Son exactamente las 7:30 de la mañana. Una fría y tenue llovizna se desgaja sobre el puerto de Marquetalia, donde otrora funcionó el centro pesquero auspiciado por el gobierno holandés, construcción filantrópica para el beneficio de los pescadores de la ribera del río grande de la Magdalena y el Cauca y sus afluentes, representada en una de las primeras fábricas de hielo y cadena de frío llamada CESPA. Hoy solo quedan recuerdos; toda se la robaron y desmantelaron los políticos. Cuentan algunos moradores que hasta los camiones los vendieron por chatarra. En la plataforma de Marquetalia, permanecen parqueados camiones que no superan los años ochenta; algunos con sus chimeneas encendidas eructan el mortífero gas de efecto invernadero. Impacientes esperan bultos de arroz que unos hombres de torso desnudo y sudoroso en procesión silenciosa sacan de una inmensa canoa depositándolos en sus carrocerías.

El reloj sigue su curso inexorable; marca las 8:30. Sigue lloviznando; una mujer corpulenta, de mirada triste y atuendo campesino, está trepada en una de las canoas. Desde allá sostiene un rifirrafe con un diminuto hombre que está en tierra al que le apodan “el perro”.

─ ¿A cómo lo vas a pagar? casi que sin mirarlo le pregunta al hombrecillo que fuma un cigarrillo, se lo extrae de la boca y le responde a voz en cuello por la distancia que los separa.

 ─ ¡A 33 mil pesos el bulto! Hay un silencio. La mujer deja de hilvanar un bulto que tiene atrapado entre sus piernas, alza la cabeza, lo escruta con desconfianza de arriba abajo; tal vez lo ve más pequeño por la distancia que hay entre ambos, baja la vista, balbucea palabras ininteligibles y termina vociferando.

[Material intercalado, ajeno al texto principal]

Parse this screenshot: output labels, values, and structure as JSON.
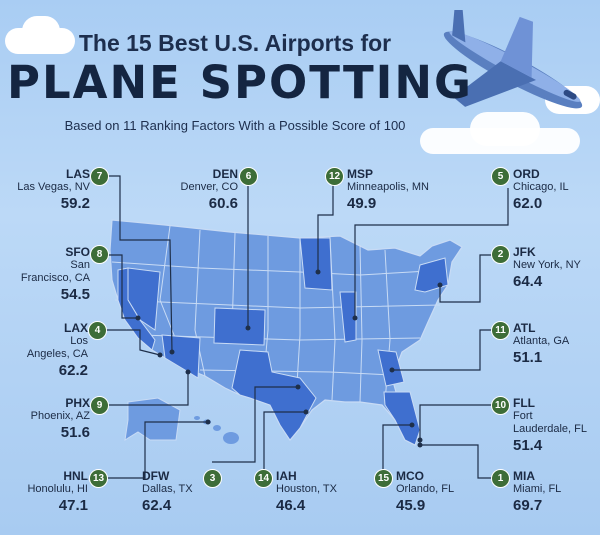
{
  "title_line1": "The 15 Best U.S. Airports for",
  "title_line2": "PLANE SPOTTING",
  "subtitle": "Based on 11 Ranking Factors With a Possible Score of 100",
  "airports": [
    {
      "rank": "7",
      "code": "LAS",
      "city": "Las Vegas, NV",
      "score": "59.2"
    },
    {
      "rank": "6",
      "code": "DEN",
      "city": "Denver, CO",
      "score": "60.6"
    },
    {
      "rank": "12",
      "code": "MSP",
      "city": "Minneapolis, MN",
      "score": "49.9"
    },
    {
      "rank": "5",
      "code": "ORD",
      "city": "Chicago, IL",
      "score": "62.0"
    },
    {
      "rank": "8",
      "code": "SFO",
      "city1": "San",
      "city2": "Francisco, CA",
      "score": "54.5"
    },
    {
      "rank": "2",
      "code": "JFK",
      "city": "New York, NY",
      "score": "64.4"
    },
    {
      "rank": "4",
      "code": "LAX",
      "city1": "Los",
      "city2": "Angeles, CA",
      "score": "62.2"
    },
    {
      "rank": "11",
      "code": "ATL",
      "city": "Atlanta, GA",
      "score": "51.1"
    },
    {
      "rank": "9",
      "code": "PHX",
      "city": "Phoenix, AZ",
      "score": "51.6"
    },
    {
      "rank": "10",
      "code": "FLL",
      "city1": "Fort",
      "city2": "Lauderdale, FL",
      "score": "51.4"
    },
    {
      "rank": "13",
      "code": "HNL",
      "city": "Honolulu, HI",
      "score": "47.1"
    },
    {
      "rank": "3",
      "code": "DFW",
      "city": "Dallas, TX",
      "score": "62.4"
    },
    {
      "rank": "14",
      "code": "IAH",
      "city": "Houston, TX",
      "score": "46.4"
    },
    {
      "rank": "15",
      "code": "MCO",
      "city": "Orlando, FL",
      "score": "45.9"
    },
    {
      "rank": "1",
      "code": "MIA",
      "city": "Miami, FL",
      "score": "69.7"
    }
  ],
  "colors": {
    "map_base": "#6e9be0",
    "map_highlight": "#3f6fcf",
    "badge": "#3d6d38",
    "line": "#1e2f4a"
  }
}
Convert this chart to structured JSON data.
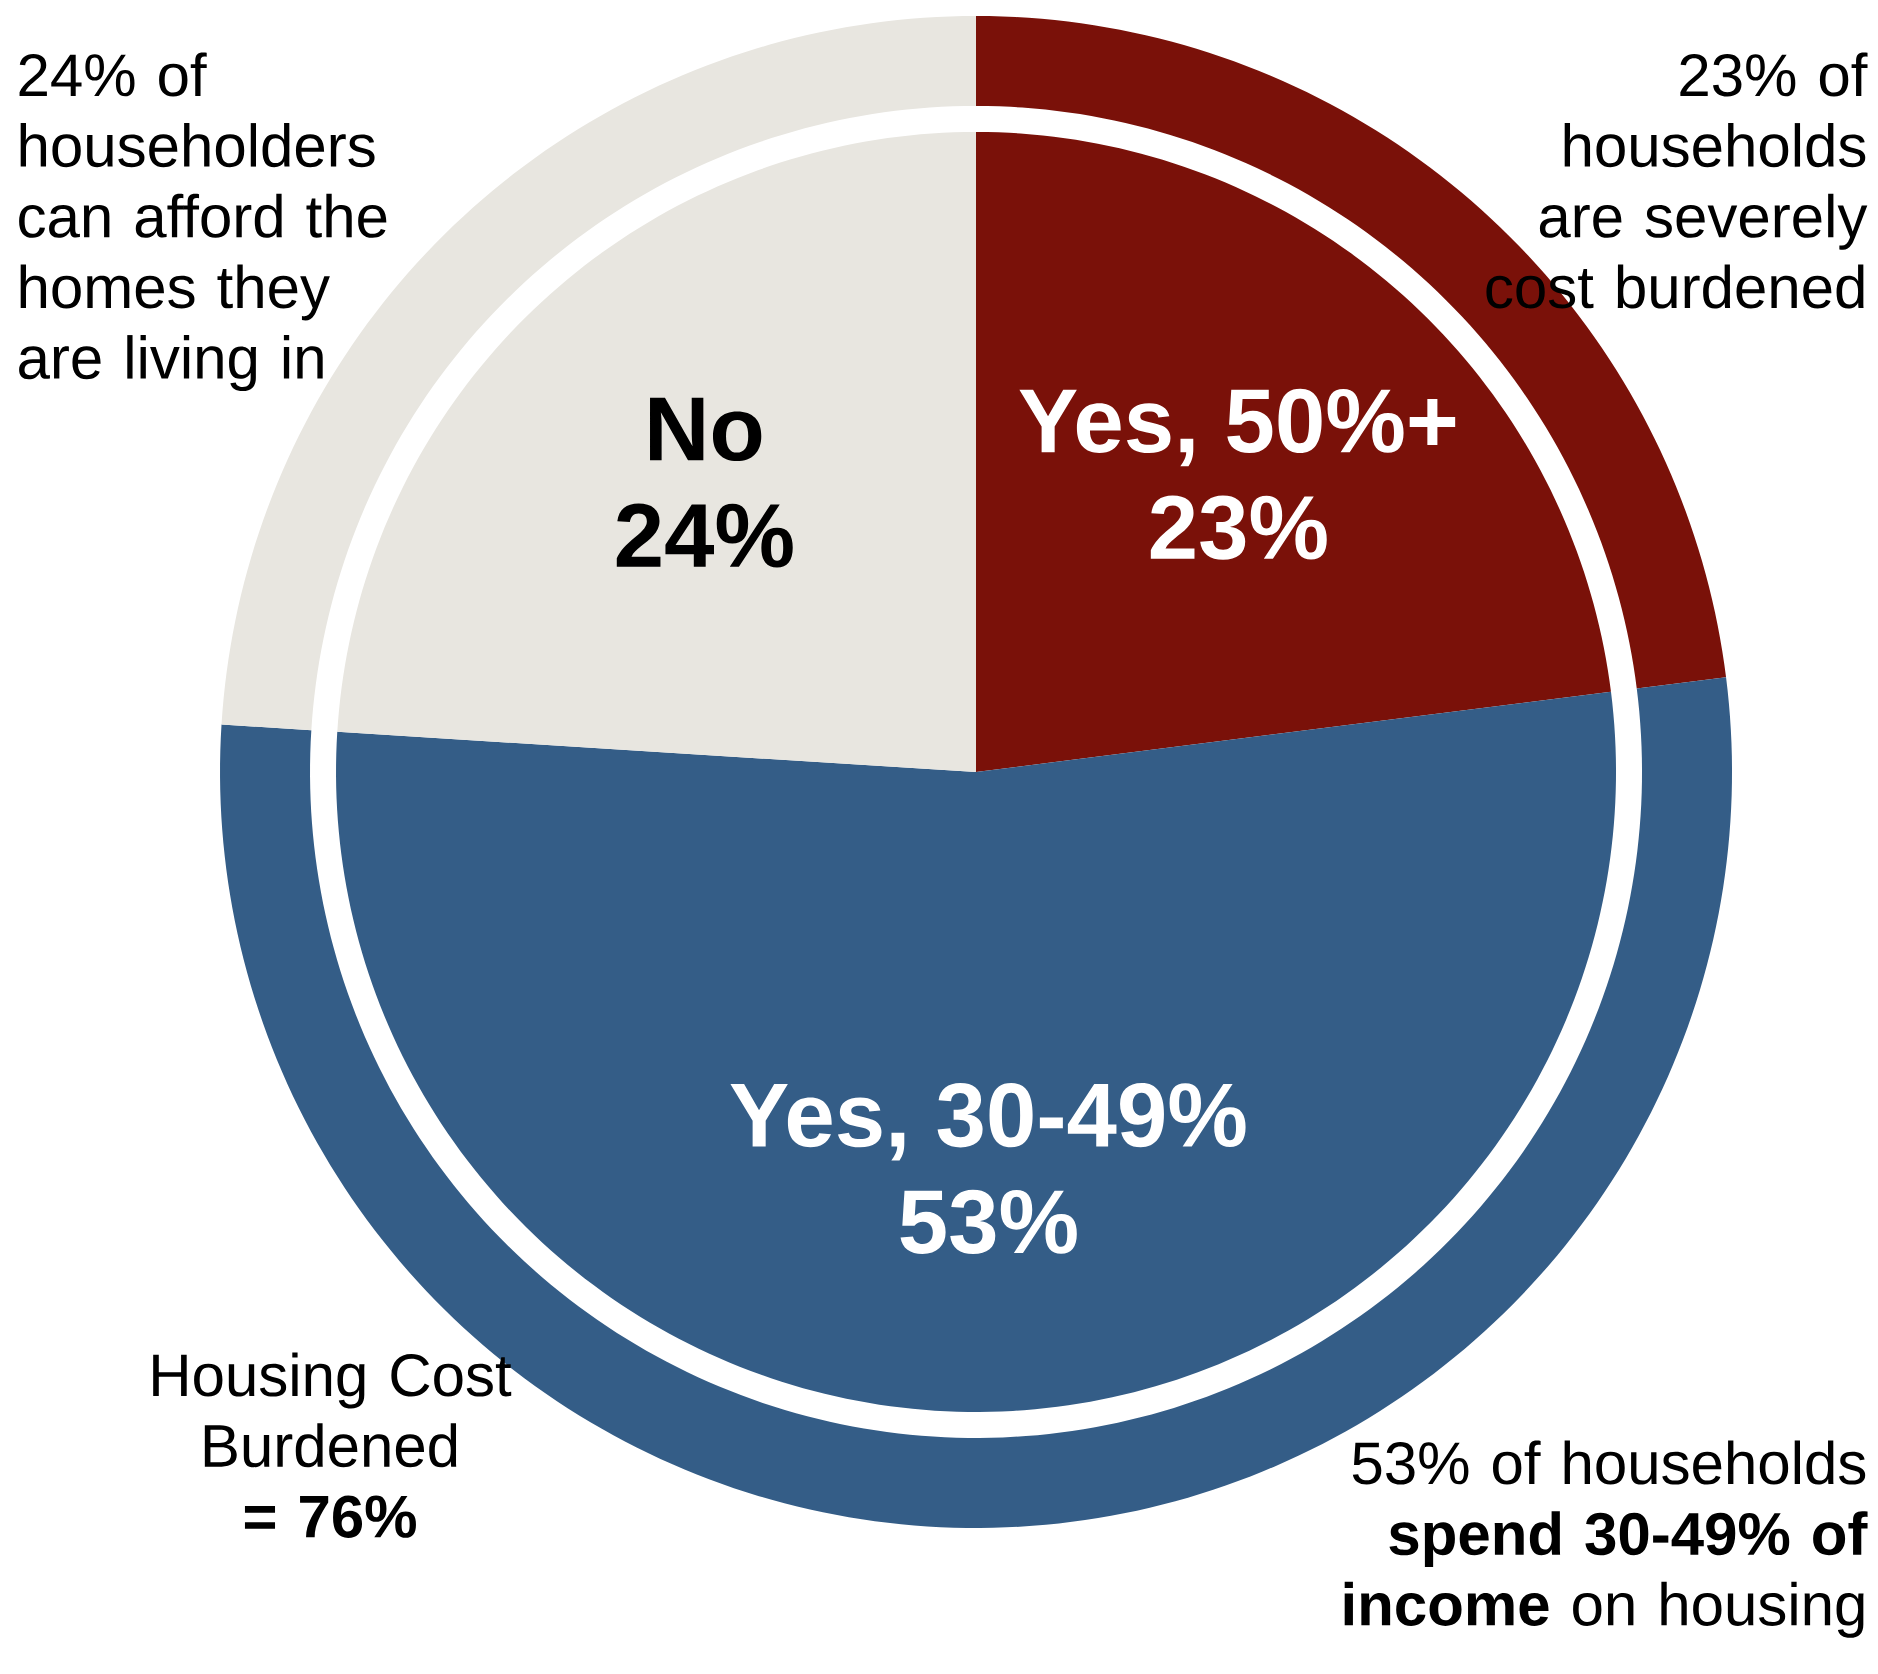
{
  "chart_data": {
    "type": "pie",
    "categories": [
      "Yes, 50%+",
      "Yes, 30-49%",
      "No"
    ],
    "values": [
      23,
      53,
      24
    ],
    "colors": [
      "#7a1109",
      "#345d87",
      "#e8e6e0"
    ],
    "value_labels": [
      "23%",
      "53%",
      "24%"
    ],
    "annotations": [
      "24% of householders can afford the homes they are living in",
      "23% of households are severely cost burdened",
      "Housing Cost Burdened **= 76%**",
      "53% of households **spend 30-49% of income** on housing"
    ]
  }
}
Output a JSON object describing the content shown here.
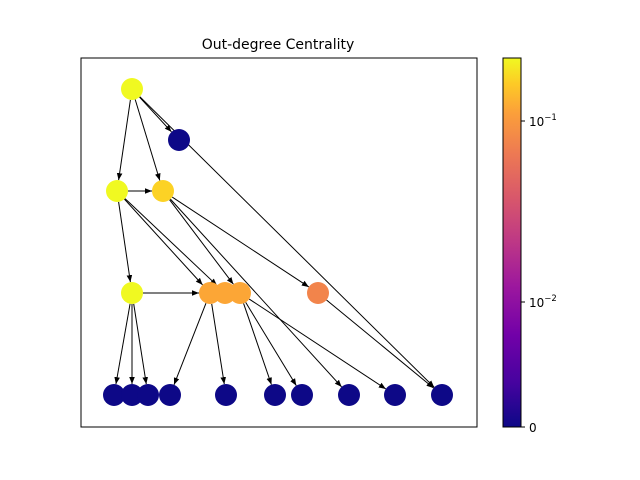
{
  "title": "Out-degree Centrality",
  "colorbar": {
    "ticks": [
      {
        "base": "10",
        "exp": "−1",
        "value": 0.1
      },
      {
        "base": "10",
        "exp": "−2",
        "value": 0.01
      },
      {
        "plain": "0",
        "value": 0
      }
    ]
  },
  "node_colors": {
    "high": "#f0f921",
    "high2": "#fcd225",
    "mid": "#fca636",
    "midlow": "#f2844b",
    "low": "#0d0887"
  },
  "graph": {
    "nodes": [
      {
        "id": "n0",
        "color": "#f0f921"
      },
      {
        "id": "n1",
        "color": "#0d0887"
      },
      {
        "id": "n2",
        "color": "#f0f921"
      },
      {
        "id": "n3",
        "color": "#fcd225"
      },
      {
        "id": "n4",
        "color": "#f0f921"
      },
      {
        "id": "n5",
        "color": "#fca636"
      },
      {
        "id": "n6",
        "color": "#fca636"
      },
      {
        "id": "n7",
        "color": "#fca636"
      },
      {
        "id": "n8",
        "color": "#f2844b"
      },
      {
        "id": "b0",
        "color": "#0d0887"
      },
      {
        "id": "b1",
        "color": "#0d0887"
      },
      {
        "id": "b2",
        "color": "#0d0887"
      },
      {
        "id": "b3",
        "color": "#0d0887"
      },
      {
        "id": "b4",
        "color": "#0d0887"
      },
      {
        "id": "b5",
        "color": "#0d0887"
      },
      {
        "id": "b6",
        "color": "#0d0887"
      },
      {
        "id": "b7",
        "color": "#0d0887"
      },
      {
        "id": "b8",
        "color": "#0d0887"
      },
      {
        "id": "b9",
        "color": "#0d0887"
      }
    ],
    "edges": [
      [
        "n0",
        "n1"
      ],
      [
        "n0",
        "n2"
      ],
      [
        "n0",
        "n3"
      ],
      [
        "n0",
        "b9"
      ],
      [
        "n2",
        "n3"
      ],
      [
        "n2",
        "n4"
      ],
      [
        "n2",
        "n5"
      ],
      [
        "n2",
        "n6"
      ],
      [
        "n3",
        "n7"
      ],
      [
        "n3",
        "n8"
      ],
      [
        "n3",
        "b7"
      ],
      [
        "n4",
        "b0"
      ],
      [
        "n4",
        "b1"
      ],
      [
        "n4",
        "b2"
      ],
      [
        "n4",
        "n5"
      ],
      [
        "n5",
        "b3"
      ],
      [
        "n5",
        "b4"
      ],
      [
        "n7",
        "b5"
      ],
      [
        "n7",
        "b6"
      ],
      [
        "n7",
        "b8"
      ],
      [
        "n8",
        "b9"
      ]
    ]
  }
}
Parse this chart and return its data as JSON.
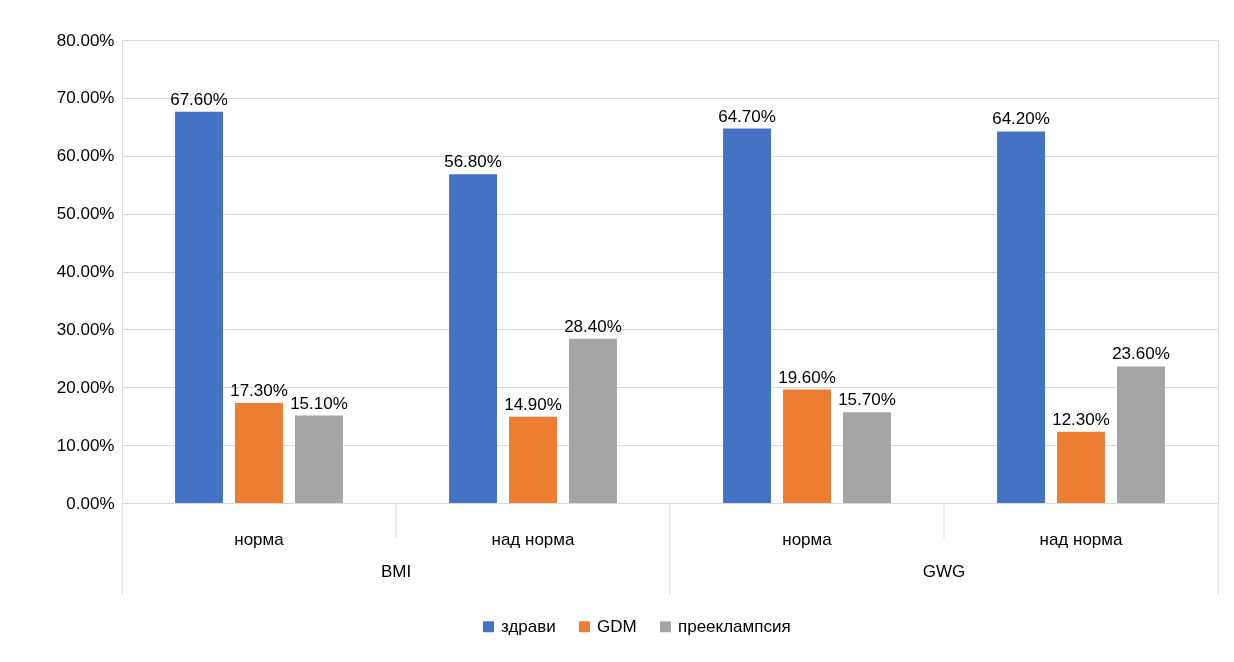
{
  "chart_data": {
    "type": "bar",
    "categories": [
      "норма",
      "над норма",
      "норма",
      "над норма"
    ],
    "series": [
      {
        "name": "здрави",
        "color": "#4472c4",
        "values": [
          67.6,
          56.8,
          64.7,
          64.2
        ],
        "value_labels": [
          "67.60%",
          "56.80%",
          "64.70%",
          "64.20%"
        ]
      },
      {
        "name": "GDM",
        "color": "#ed7d31",
        "values": [
          17.3,
          14.9,
          19.6,
          12.3
        ],
        "value_labels": [
          "17.30%",
          "14.90%",
          "19.60%",
          "12.30%"
        ]
      },
      {
        "name": "прееклампсия",
        "color": "#a5a5a5",
        "values": [
          15.1,
          28.4,
          15.7,
          23.6
        ],
        "value_labels": [
          "15.10%",
          "28.40%",
          "15.70%",
          "23.60%"
        ]
      }
    ],
    "annotations": [
      "BMI",
      "GWG"
    ],
    "ylim": [
      0,
      80
    ],
    "yticks": [
      {
        "value": 0,
        "label": "0.00%"
      },
      {
        "value": 10,
        "label": "10.00%"
      },
      {
        "value": 20,
        "label": "20.00%"
      },
      {
        "value": 30,
        "label": "30.00%"
      },
      {
        "value": 40,
        "label": "40.00%"
      },
      {
        "value": 50,
        "label": "50.00%"
      },
      {
        "value": 60,
        "label": "60.00%"
      },
      {
        "value": 70,
        "label": "70.00%"
      },
      {
        "value": 80,
        "label": "80.00%"
      }
    ],
    "grid": "y",
    "legend": "bottom"
  }
}
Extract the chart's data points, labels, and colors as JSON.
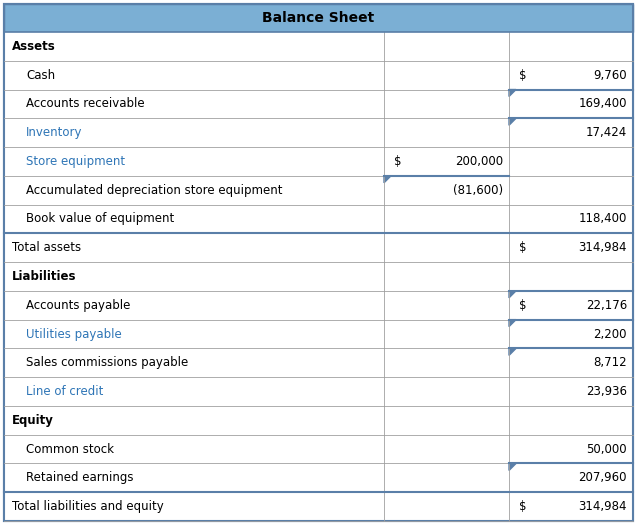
{
  "title": "Balance Sheet",
  "title_bg": "#7bafd4",
  "border_color": "#5a7fa8",
  "border_color_light": "#a0a0a0",
  "text_color_blue": "#2e75b6",
  "figsize": [
    6.37,
    5.25
  ],
  "rows": [
    {
      "label": "Assets",
      "col1": "",
      "col2": "",
      "bold": true,
      "indent": false,
      "label_color": "black",
      "dollar1": false,
      "dollar2": false,
      "top_border": false,
      "col1_border_top": false,
      "col2_border_top": false
    },
    {
      "label": "Cash",
      "col1": "",
      "col2": "9,760",
      "bold": false,
      "indent": true,
      "label_color": "black",
      "dollar1": false,
      "dollar2": true,
      "top_border": false,
      "col1_border_top": false,
      "col2_border_top": false
    },
    {
      "label": "Accounts receivable",
      "col1": "",
      "col2": "169,400",
      "bold": false,
      "indent": true,
      "label_color": "black",
      "dollar1": false,
      "dollar2": false,
      "top_border": false,
      "col1_border_top": false,
      "col2_border_top": true
    },
    {
      "label": "Inventory",
      "col1": "",
      "col2": "17,424",
      "bold": false,
      "indent": true,
      "label_color": "#2e75b6",
      "dollar1": false,
      "dollar2": false,
      "top_border": false,
      "col1_border_top": false,
      "col2_border_top": true
    },
    {
      "label": "Store equipment",
      "col1": "200,000",
      "col2": "",
      "bold": false,
      "indent": true,
      "label_color": "#2e75b6",
      "dollar1": true,
      "dollar2": false,
      "top_border": false,
      "col1_border_top": false,
      "col2_border_top": false
    },
    {
      "label": "Accumulated depreciation store equipment",
      "col1": "(81,600)",
      "col2": "",
      "bold": false,
      "indent": true,
      "label_color": "black",
      "dollar1": false,
      "dollar2": false,
      "top_border": false,
      "col1_border_top": true,
      "col2_border_top": false
    },
    {
      "label": "Book value of equipment",
      "col1": "",
      "col2": "118,400",
      "bold": false,
      "indent": true,
      "label_color": "black",
      "dollar1": false,
      "dollar2": false,
      "top_border": false,
      "col1_border_top": false,
      "col2_border_top": false
    },
    {
      "label": "Total assets",
      "col1": "",
      "col2": "314,984",
      "bold": false,
      "indent": false,
      "label_color": "black",
      "dollar1": false,
      "dollar2": true,
      "top_border": true,
      "col1_border_top": false,
      "col2_border_top": false
    },
    {
      "label": "Liabilities",
      "col1": "",
      "col2": "",
      "bold": true,
      "indent": false,
      "label_color": "black",
      "dollar1": false,
      "dollar2": false,
      "top_border": false,
      "col1_border_top": false,
      "col2_border_top": false
    },
    {
      "label": "Accounts payable",
      "col1": "",
      "col2": "22,176",
      "bold": false,
      "indent": true,
      "label_color": "black",
      "dollar1": false,
      "dollar2": true,
      "top_border": false,
      "col1_border_top": false,
      "col2_border_top": true
    },
    {
      "label": "Utilities payable",
      "col1": "",
      "col2": "2,200",
      "bold": false,
      "indent": true,
      "label_color": "#2e75b6",
      "dollar1": false,
      "dollar2": false,
      "top_border": false,
      "col1_border_top": false,
      "col2_border_top": true
    },
    {
      "label": "Sales commissions payable",
      "col1": "",
      "col2": "8,712",
      "bold": false,
      "indent": true,
      "label_color": "black",
      "dollar1": false,
      "dollar2": false,
      "top_border": false,
      "col1_border_top": false,
      "col2_border_top": true
    },
    {
      "label": "Line of credit",
      "col1": "",
      "col2": "23,936",
      "bold": false,
      "indent": true,
      "label_color": "#2e75b6",
      "dollar1": false,
      "dollar2": false,
      "top_border": false,
      "col1_border_top": false,
      "col2_border_top": false
    },
    {
      "label": "Equity",
      "col1": "",
      "col2": "",
      "bold": true,
      "indent": false,
      "label_color": "black",
      "dollar1": false,
      "dollar2": false,
      "top_border": false,
      "col1_border_top": false,
      "col2_border_top": false
    },
    {
      "label": "Common stock",
      "col1": "",
      "col2": "50,000",
      "bold": false,
      "indent": true,
      "label_color": "black",
      "dollar1": false,
      "dollar2": false,
      "top_border": false,
      "col1_border_top": false,
      "col2_border_top": false
    },
    {
      "label": "Retained earnings",
      "col1": "",
      "col2": "207,960",
      "bold": false,
      "indent": true,
      "label_color": "black",
      "dollar1": false,
      "dollar2": false,
      "top_border": false,
      "col1_border_top": false,
      "col2_border_top": true
    },
    {
      "label": "Total liabilities and equity",
      "col1": "",
      "col2": "314,984",
      "bold": false,
      "indent": false,
      "label_color": "black",
      "dollar1": false,
      "dollar2": true,
      "top_border": true,
      "col1_border_top": false,
      "col2_border_top": false
    }
  ]
}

 –¡Esto es un atraco! Alza nuevamente la mirada. ¡Págamelos a 40! le grita.  El hombre enmudece y, con la fuerza de su dedo índice, arroja a lo lejos la colilla de lo que queda del cigarrete, da un rodeo y desaparece en medio de la lluvia. Un hombre silencioso que está sentado guareciéndose de la lluvia debajo de un improvisado plástico ha mirado con interés la conversación; sonríe maliciosamente y le hace  “seña”  a la fornida mujer que se ha levantado y organiza varios cachivaches; el hombre no deja de mirar por el rabillo del ojo al perro que se pierde en medio del ruido ensordecedor de los camiones que han sido copados por completo con bultos llenos de arroz. Los coteros que están exhaustos y sedientos hacen una pausa, se sientan sobre algo que parece un tapete y se reparten por igual las ganancias. Uno de ellos desocupa en varios vasos plásticos el contenido de una cola peruana; el final del convite termina cuando uno de ellos arroja sin ningun pudor los envases plasticos a la corriente del río.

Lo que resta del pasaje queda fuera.